The Rembrandt’s increased presence in the U.S. market has necessitated that Premier invest another $5 million for Federal Maritime Commission (FMC) bonding. Rood said this brings Premier’s total FMC bonding to the maximum $15 million.

• The itineraries of the 24,000-ton, 764-passenger Seawind Crown and the 38,700-ton, 1,116-passenger Oceanic will remain unchanged during 1999. However, Premier is planning to bring the Oceanic, Rembrandt and OceanBreeze together for a Millennium event inside the Panama Canal on Jan. 1, 2000. “Some people feel this may be a bit tricky, with it being the same day that the U.S. hands over the canal to Panama, plus questions computerwise (the Y2K glitch),” noted Rood, expressing confidence that the three-ship event would be pulled off successfully.

Rood also addressed the speculation that Premier was considering a shift of one of its vessels to join its most successful vessel, the Oceanic, out of Port Canaveral, as a second Big Red Boat. Rood maintained that adding another Big Red Boat would require Premier to acquire a new vessel, as opposed to merely repainting an existing one. And additional acquisitions, believe most fmancial analysts, are not a part of Premier’s near-term future.

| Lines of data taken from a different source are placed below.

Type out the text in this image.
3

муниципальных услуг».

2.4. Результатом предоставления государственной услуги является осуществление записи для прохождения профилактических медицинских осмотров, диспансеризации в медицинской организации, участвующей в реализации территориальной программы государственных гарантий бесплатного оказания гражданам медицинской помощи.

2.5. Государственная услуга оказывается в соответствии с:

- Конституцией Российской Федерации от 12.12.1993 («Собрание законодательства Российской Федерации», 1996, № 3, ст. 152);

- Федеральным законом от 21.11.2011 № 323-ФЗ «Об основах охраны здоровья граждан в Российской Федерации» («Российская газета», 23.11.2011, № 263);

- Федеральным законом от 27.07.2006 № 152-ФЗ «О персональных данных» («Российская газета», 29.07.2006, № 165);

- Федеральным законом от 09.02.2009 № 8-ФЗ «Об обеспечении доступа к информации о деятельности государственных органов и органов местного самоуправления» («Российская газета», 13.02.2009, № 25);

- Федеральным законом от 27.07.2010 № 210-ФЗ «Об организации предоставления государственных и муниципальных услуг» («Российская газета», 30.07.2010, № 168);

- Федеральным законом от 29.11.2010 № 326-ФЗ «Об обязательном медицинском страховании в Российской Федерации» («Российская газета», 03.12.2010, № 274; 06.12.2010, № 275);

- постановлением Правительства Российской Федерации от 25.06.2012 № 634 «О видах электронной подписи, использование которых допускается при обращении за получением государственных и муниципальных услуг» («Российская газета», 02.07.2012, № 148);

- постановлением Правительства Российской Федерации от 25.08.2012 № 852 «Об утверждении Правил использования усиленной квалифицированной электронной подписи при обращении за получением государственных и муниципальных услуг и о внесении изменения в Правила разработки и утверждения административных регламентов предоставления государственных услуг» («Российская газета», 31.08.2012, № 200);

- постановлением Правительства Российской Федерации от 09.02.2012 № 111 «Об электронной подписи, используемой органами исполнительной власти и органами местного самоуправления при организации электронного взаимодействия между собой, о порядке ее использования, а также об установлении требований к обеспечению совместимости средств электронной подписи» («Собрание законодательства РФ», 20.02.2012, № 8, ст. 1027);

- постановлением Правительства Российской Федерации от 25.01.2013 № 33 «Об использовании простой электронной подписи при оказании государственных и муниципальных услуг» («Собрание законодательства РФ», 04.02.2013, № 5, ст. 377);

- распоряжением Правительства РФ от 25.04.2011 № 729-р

The timing of the latest itinerary shifts have nothing to do with the recent recapitalization plan, according to Rood. “It just happened that way, that we were able to charter the OceanBreeze when we were. It just all fell into place.” (In fact, the itinerary changes were finalized just days after Premier unveiled its new 1999 schedule brochures, which are now obsolete).

Of the recent developments at Premier, Rood admitted that “we’ve had a lot of publicity lately, not necessarily of the type that is best for brand building.” But the recapitalization deal and the new $21 million in fmancing “should give no reason to the travel trade to doubt us,” he believes. “We’re working very hard right now to regain the travel trade’s trust.”